Fields (all of them:)

(1) Electromagnetic - photons
(2) Strong - gluons
(3) Weak - weak bosons
(4) Gravitational - gravitons
(5) Higgs - higgs bosons

We have unification under SM, called QFT. But how far that unification really goes?! Is it "only" a mathematical form of calculating all fields on the same procedure?

I am asking because we know that those fields are (quantum view) totaly different, we might say they have nothing in common. Different particles have different properties...

Can we talk about additional force -> Higgs force !? I think so. I guess nobody mention it, because particle has not been discovered yet (we hope on LHC 2008), but hey - nobody saw graviton either... ?!

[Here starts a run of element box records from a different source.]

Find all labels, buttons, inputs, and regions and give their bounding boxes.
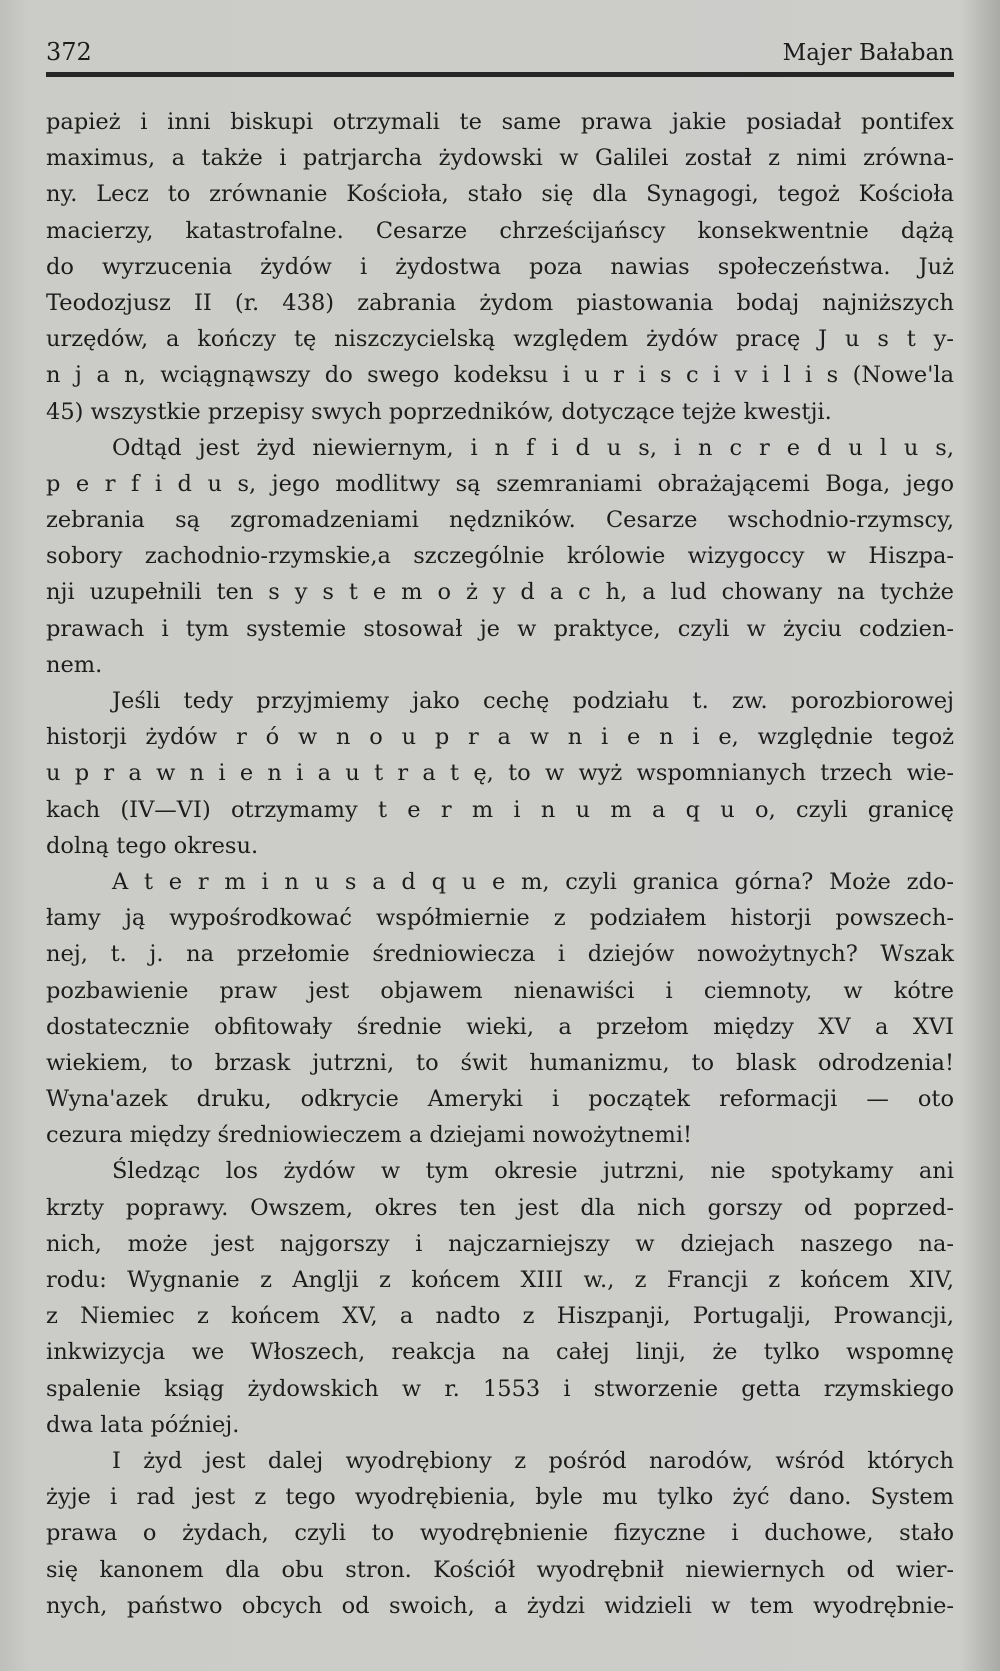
text-line: prawach i tym systemie stosował je w praktyce, czyli w życiu codzien- — [46, 615, 954, 642]
text-line: prawa o żydach, czyli to wyodrębnienie fizyczne i duchowe, stało — [46, 1520, 954, 1547]
text-line: sobory zachodnio-rzymskie,a szczególnie królowie wizygoccy w Hiszpa- — [46, 543, 954, 570]
page-header — [46, 38, 954, 72]
text-line: żyje i rad jest z tego wyodrębienia, byle mu tylko żyć dano. System — [46, 1484, 954, 1511]
text-line: dwa lata później. — [46, 1411, 240, 1438]
text-line: wiekiem, to brzask jutrzni, to świt humanizmu, to blask odrodzenia! — [46, 1049, 954, 1076]
text-line: pozbawienie praw jest objawem nienawiści i ciemnoty, w kótre — [46, 977, 954, 1004]
text-line: u p r a w n i e n i a u t r a t ę, to w wyż wspomnianych trzech wie- — [46, 760, 954, 787]
text-line: nych, państwo obcych od swoich, a żydzi widzieli w tem wyodrębnie- — [46, 1592, 954, 1619]
text-line: p e r f i d u s, jego modlitwy są szemraniami obrażającemi Boga, jego — [46, 470, 954, 497]
text-line: maximus, a także i patrjarcha żydowski w Galilei został z nimi zrówna- — [46, 145, 954, 172]
text-line: do wyrzucenia żydów i żydostwa poza nawias społeczeństwa. Już — [46, 253, 954, 280]
running-head: Majer Bałaban — [782, 40, 954, 66]
text-line: łamy ją wypośrodkować współmiernie z podziałem historji powszech- — [46, 905, 954, 932]
page-number: 372 — [46, 38, 92, 66]
text-line: 45) wszystkie przepisy swych poprzedników, dotyczące tejże kwestji. — [46, 398, 832, 425]
text-line: spalenie ksiąg żydowskich w r. 1553 i stworzenie getta rzymskiego — [46, 1375, 954, 1402]
text-line: nem. — [46, 651, 103, 678]
text-line: kach (IV—VI) otrzymamy t e r m i n u m a q u o, czyli granicę — [46, 796, 954, 823]
text-line: I żyd jest dalej wyodrębiony z pośród narodów, wśród których — [112, 1447, 954, 1474]
text-line: n j a n, wciągnąwszy do swego kodeksu i u r i s c i v i l i s (Nowe'la — [46, 362, 954, 389]
text-line: cezura między średniowieczem a dziejami nowożytnemi! — [46, 1122, 693, 1149]
text-line: krzty poprawy. Owszem, okres ten jest dla nich gorszy od poprzed- — [46, 1194, 954, 1221]
text-line: Odtąd jest żyd niewiernym, i n f i d u s, i n c r e d u l u s, — [112, 434, 954, 461]
text-line: ny. Lecz to zrównanie Kościoła, stało się dla Synagogi, tegoż Kościoła — [46, 181, 954, 208]
header-rule — [46, 72, 954, 77]
text-line: dostatecznie obfitowały średnie wieki, a przełom między XV a XVI — [46, 1013, 954, 1040]
text-line: Wyna'azek druku, odkrycie Ameryki i początek reformacji — oto — [46, 1086, 954, 1113]
text-line: nej, t. j. na przełomie średniowiecza i dziejów nowożytnych? Wszak — [46, 941, 954, 968]
text-line: nich, może jest najgorszy i najczarniejszy w dziejach naszego na- — [46, 1230, 954, 1257]
text-line: Teodozjusz II (r. 438) zabrania żydom piastowania bodaj najniższych — [46, 289, 954, 316]
text-line: rodu: Wygnanie z Anglji z końcem XIII w., z Francji z końcem XIV, — [46, 1267, 954, 1293]
body-text — [46, 104, 954, 1624]
text-line: Śledząc los żydów w tym okresie jutrzni, nie spotykamy ani — [112, 1158, 954, 1185]
text-line: zebrania są zgromadzeniami nędzników. Cesarze wschodnio-rzymscy, — [46, 507, 954, 534]
text-line: Jeśli tedy przyjmiemy jako cechę podziału t. zw. porozbiorowej — [112, 688, 954, 714]
text-line: dolną tego okresu. — [46, 832, 259, 859]
text-line: papież i inni biskupi otrzymali te same prawa jakie posiadał pontifex — [46, 109, 954, 135]
text-line: nji uzupełnili ten s y s t e m o ż y d a c h, a lud chowany na tychże — [46, 579, 954, 606]
text-line: macierzy, katastrofalne. Cesarze chrześcijańscy konsekwentnie dążą — [46, 217, 954, 244]
text-line: A t e r m i n u s a d q u e m, czyli granica górna? Może zdo- — [112, 868, 954, 895]
text-line: inkwizycja we Włoszech, reakcja na całej linji, że tylko wspomnę — [46, 1339, 954, 1366]
text-line: się kanonem dla obu stron. Kościół wyodrębnił niewiernych od wier- — [46, 1556, 954, 1583]
text-line: z Niemiec z końcem XV, a nadto z Hiszpanji, Portugalji, Prowancji, — [46, 1303, 954, 1330]
text-line: historji żydów r ó w n o u p r a w n i e n i e, względnie tegoż — [46, 724, 954, 751]
text-line: urzędów, a kończy tę niszczycielską względem żydów pracę J u s t y- — [46, 326, 954, 353]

Next interesting thing are fields itself. Let me just ask for starters if my view if correct. (i will start reading QFT shortly, but not just yet...).
In QFT perspective we can describe every field as static or dynamic. For example:
- static EM field: electric field is produced by still charge, it emits virtual photons
- dynamic EM field: EM field is produced by acceleration of charge, it emits real photons
- static gravity field: curved space-time is condition of still mass, it emits virtual gravitons
- dynamic gravity field: space-time disturbance motion is produced by acceleration of mass, it emits real gravitons
...
and analogous for every field! Is that view correct? I see certain beauty about it...

Last edited: Nov 9, 2004
2. Nov 15, 2004

Marjan

Someone agrees with that? Is it too far? Maybe too clumsy written? :tongue:

3. Nov 15, 2004

marlon

QFT is the unification of QM and special relativity. This means that for example particles can be created out of nothing (vacuum) when enough energy is available. In QM energy and time are uncertain. In special relativity we know that E=mc². So suppose that we have a lot of energy, then we can say that this energy is mass via E=mc² and it therefore represents particles that exist for a very short while. Why very short ??? Well, because of the Heisenberg-uncertainty : product of uncertainty on E and t is constant. So if E is big, then ta has to be small. The created particles are also referred to as virtual particles. They can become real for a short while when enough energy is available as stated before. Virtual means that these particles can never be the end result of an interaction, they are just an intermediate step during some interaction.

What do you mean??? Besides there is something wrong with your classification.

1) electromagnetism mediated by photons
2) strong force mediated by gluons (and residual strong force is mediated by pions)
3) weak force mediated by intermediate vector bosons
4) gravitation mediated by gravitons

Gravitation is NOT described by COFT but by General Relativity. Attepmts to unify the two are string theory and LQG.

The Higgs field is a property of the Higgs-mechanism. This field is always present in the vacuum-state like some kind of background. It makes sure that the vacuum is degenerated so that spontaneous breakdown of symmetry can occur yielding the mass of gauge-bosons like the vector bosons, and the particles like quarks. Only the photon does not interact with the Higgs-field because the U(1)-symmetry of EM is NEVER broken. This means that after the breakdown of symmetry, when nature has "chosen" one of the possible vacuum-states, this state still exhibits the U(1)-symmetry. Thus, a photon is always massless.

You can look at mass as the coupling constant of the Higgs-interaction.

No, certainly NOT. First of all you cannot talk about curvature of spacetime in QFT. Gravity is not included in the standard model. Nevertheless, if you wanna do this, then you are gonna have to move to the string and LQG-forum.

I explained to you the difference between real and virtual photons and this distinction between static and dynamic field are not made in QFT. You are thinking to much in classical EM-terms...

For example : if two electrons interact they do so by interchanging virtual photons. The fact whether they move or not is irrelevant.

regards
marlon

4. Nov 15, 2004

Norman

Hmm... I was wondering about this. I know there are issues that come up when you go from Minkowski to a curved spacetime, but I thought there were still some interesting calculations you can do on a curved spacetime. (this assumption is based completely on my school offering a class called "QFT on curved spacetime" and since I haven't taken it yet I am not completely sure)
Thanks,
Norm

5. Nov 19, 2004

marlon

Curved spacetime is locally flat, so...

No problem, the fact is that the curvature of spacetime due to present massess is negligible in QFT.